Rebuilding process tougher on Wolves veterans
MINNEAPOLIS -- Corey Brewer's first foray here, the Timberwolves went 61-185 in his three full seasons, including a franchise-worst-tying 15 wins in 2009-10. At 5-16 this year, Minnesota is on pace for a similar finish in the small forward's eighth NBA season.
"It's tough for me. I'm not going to lie," said Brewer, who was traded in 2011 and re-signed last year in free agency, winning a championship with Dallas in between. "When I came back here, I wasn't expecting this -- to rebuild again."
A year ago Thursday, power forward Thaddeus Young played for a tanking 76ers team that also had 16 losses. The Sixers went on to lose 63 games, including a league-worst-tying 26 times in a row.
"I was in a situation that was very tough," said Young, who came to the Twin Cities in the blockbuster Kevin Love trade this past offseason, "and this is similar."
Point guard Mo Williams played in last year's Western Conference semifinals with Portland. Center Ronny Turiaf has an NBA championship ring from the 2011-12 season with Miami. Shooting guard Kevin Martin played on a Thunder team with Kevin Durant and Russell Westbrook last year.
Today, though, Minnesota's veteran group finds itself ensnared between the present and the future and, in a handful of cases, helpless to do anything about it. A team that coach and president Flip Saunders conceded this week is on the rebuild -- or "build and develop," as he termed it after the Wolves' upset of the Blazers on Wednesday -- wasn't exactly a preseason playoff contender, but the focus has fully shifted to getting No. 1 overall pick Andrew Wiggins and the rest of the youngsters as ready to make a postseason run as possible.
"We've had to dig a little bit deeper, because we're a bunch of young guys, man," said Brewer, 28. "I feel like I'm back in college. I have to learn my teammates again. It's a learning experience, but it's a good thing for all of us. I feel like in the long run, these young guys are going to grow up, and we're going to be a better team."

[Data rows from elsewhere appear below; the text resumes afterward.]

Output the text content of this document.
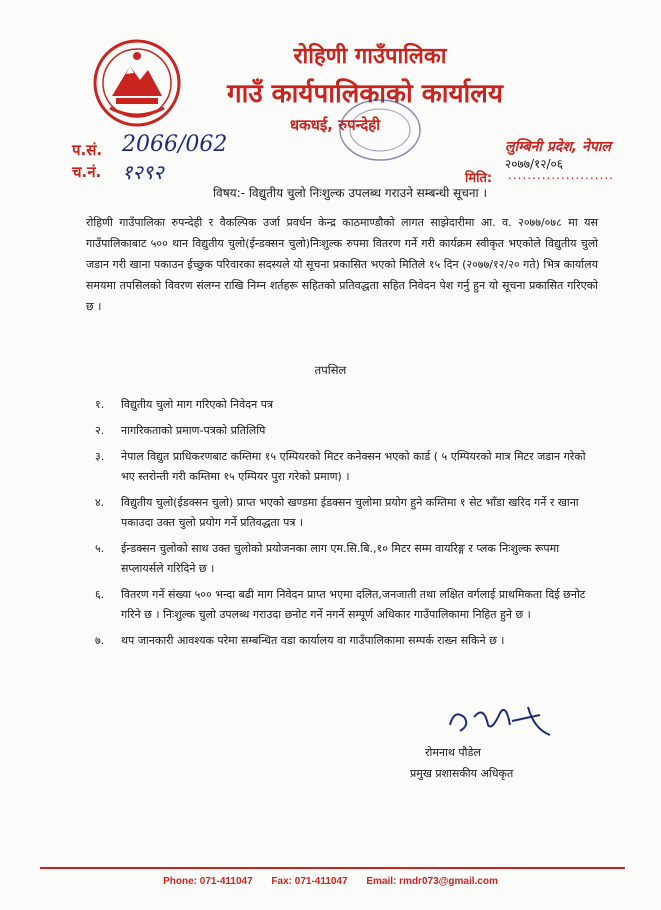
रोहिणी गाउँपालिका
गाउँ कार्यपालिकाको कार्यालय
धकधई, रुपन्देही
प.सं. 2066/062
च.नं. १२९२
लुम्बिनी प्रदेश, नेपाल
२०७७/१२/०६
मिति: ......................
विषय:- विद्युतीय चुलो निःशुल्क उपलब्ध गराउने सम्बन्धी सूचना ।
रोहिणी गाउँपालिका रुपन्देही र वैकल्पिक उर्जा प्रवर्धन केन्द्र काठमाण्डौको लागत साझेदारीमा आ. व. २०७७/०७८ मा यस गाउँपालिकाबाट ५०० थान विद्युतीय चुलो(ईन्डक्सन चुलो)निःशुल्क रुपमा वितरण गर्ने गरी कार्यक्रम स्वीकृत भएकोले विद्युतीय चुलो जडान गरी खाना पकाउन ईच्छुक परिवारका सदस्यले यो सूचना प्रकासित भएको मितिले १५ दिन (२०७७/१२/२० गते) भित्र कार्यालय समयमा तपसिलको विवरण संलग्न राखि निम्न शर्तहरू सहितको प्रतिवद्धता सहित निवेदन पेश गर्नु हुन यो सूचना प्रकासित गरिएको छ ।
तपसिल
१. विद्युतीय चुलो माग गरिएको निवेदन पत्र
२. नागरिकताको प्रमाण-पत्रको प्रतिलिपि
३. नेपाल विद्युत प्राधिकरणबाट कम्तिमा १५ एम्पियरको मिटर कनेक्सन भएको कार्ड ( ५ एम्पियरको मात्र मिटर जडान गरेको भए स्तरोन्ती गरी कम्तिमा १५ एम्पियर पुरा गरेको प्रमाण) ।
४. विद्युतीय चुलो(ईडक्सन चुलो) प्राप्त भएको खण्डमा ईडक्सन चुलोमा प्रयोग हुने कम्तिमा १ सेट भाँडा खरिद गर्ने र खाना पकाउदा उक्त चुलो प्रयोग गर्ने प्रतिवद्धता पत्र ।
५. ईन्डक्सन चुलोको साथ उक्त चुलोको प्रयोजनका लाग एम.सि.बि.,१० मिटर सम्म वायरिङ्ग र प्लक निःशुल्क रूपमा सप्लायर्सले गरिदिने छ ।
६. वितरण गर्ने संख्या ५०० भन्दा बढी माग निवेदन प्राप्त भएमा दलित,जनजाती तथा लक्षित वर्गलाई प्राथमिकता दिई छनोट गरिने छ । निःशुल्क चुलो उपलब्ध गराउदा छनोट गर्ने नगर्ने सम्पूर्ण अधिकार गाउँपालिकामा निहित हुने छ ।
७. थप जानकारी आवश्यक परेमा सम्बन्धित वडा कार्यालय वा गाउँपालिकामा सम्पर्क राख्न सकिने छ ।
रोमनाथ पौडेल
प्रमुख प्रशासकीय अधिकृत
Phone: 071-411047 Fax: 071-411047 Email: rmdr073@gmail.com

When Saunders dealt Love to Cleveland and got Wiggins, Young and Anthony Bennett in return, the franchise's vision, of course, shifted from stretch-four-centered to building around Wiggins and friends. But the notion that it could surprise some people this season and give its seasoned players some tangible signs of progress has been shattered by injuries to Rubio (ankle, out till January), Martin (wrist, January), Turiaf (hip, indefinite), Williams (back, indefinite) and center Nikola Pekovic (wrist, ankle, January).
"Listen," Saunders said. "First of all, what you have to understand is our focus as an organization on development of young players started the day that we traded Kevin Love. That hasn't changed.
"All I'm saying is our focus has changed somewhat in maybe the amount of minutes and facilitation of these guys' development because of the injuries that we have when they're thrust into roles they probably didn't think they were going to be in."
That means 19-year-old rookie Zach LaVine starting at point guard. It means Wiggins becoming a primary scoring option. It's meant Brewer playing the one for the first time since college. And it means every veteran accepting the humble role of helping the young guys develop while the losses mount.
It'd behoove them to put some good content on film, too, Saunders said, hinting as he did earlier this week some personnel moves could be in the offing as the team looks further into the future.
"It's always in players' best interest to go out and perform," Saunders said. "When you perform well, it gives you opportunities either with the team you're with or with future teams."
But that's not always easy with so many injuries. Saunders has sensed the senior members of the roster -- what few there are healthy -- trying to do too much at times.
"They've got to play better, though," said Saunders, whose team wraps up a four-game homestand Friday against Oklahoma City and Sunday against the Lakers. "This is a no-excuse league. You go out, and you deal with the hand that's dealt you, and you go out and you play."
Williams and Turiaf are both on the final year of their current free-agent deals. Young has a player option for next season but might be wise to stick around and hit free agency in 2016, when the league's new TV contract kicks in. Wing Chase Budinger has a player option coming up this summer, too, but he's in a precarious position after missing heavy time with injuries the past two years and playing menial minutes this season.
Everyone else is technically movable. So there's not much the vets can do other than keep showing up at the Target Center and earning their keep. "I'm just going to keep fighting, just keep trying to be a leader for this team and go out there and try to do things that's going to help this ball club win games," Young said.
Said Brewer: "It comes with the territory. It's a business. It's basketball. It's what I love to do, so I wake up every day, and I come to work."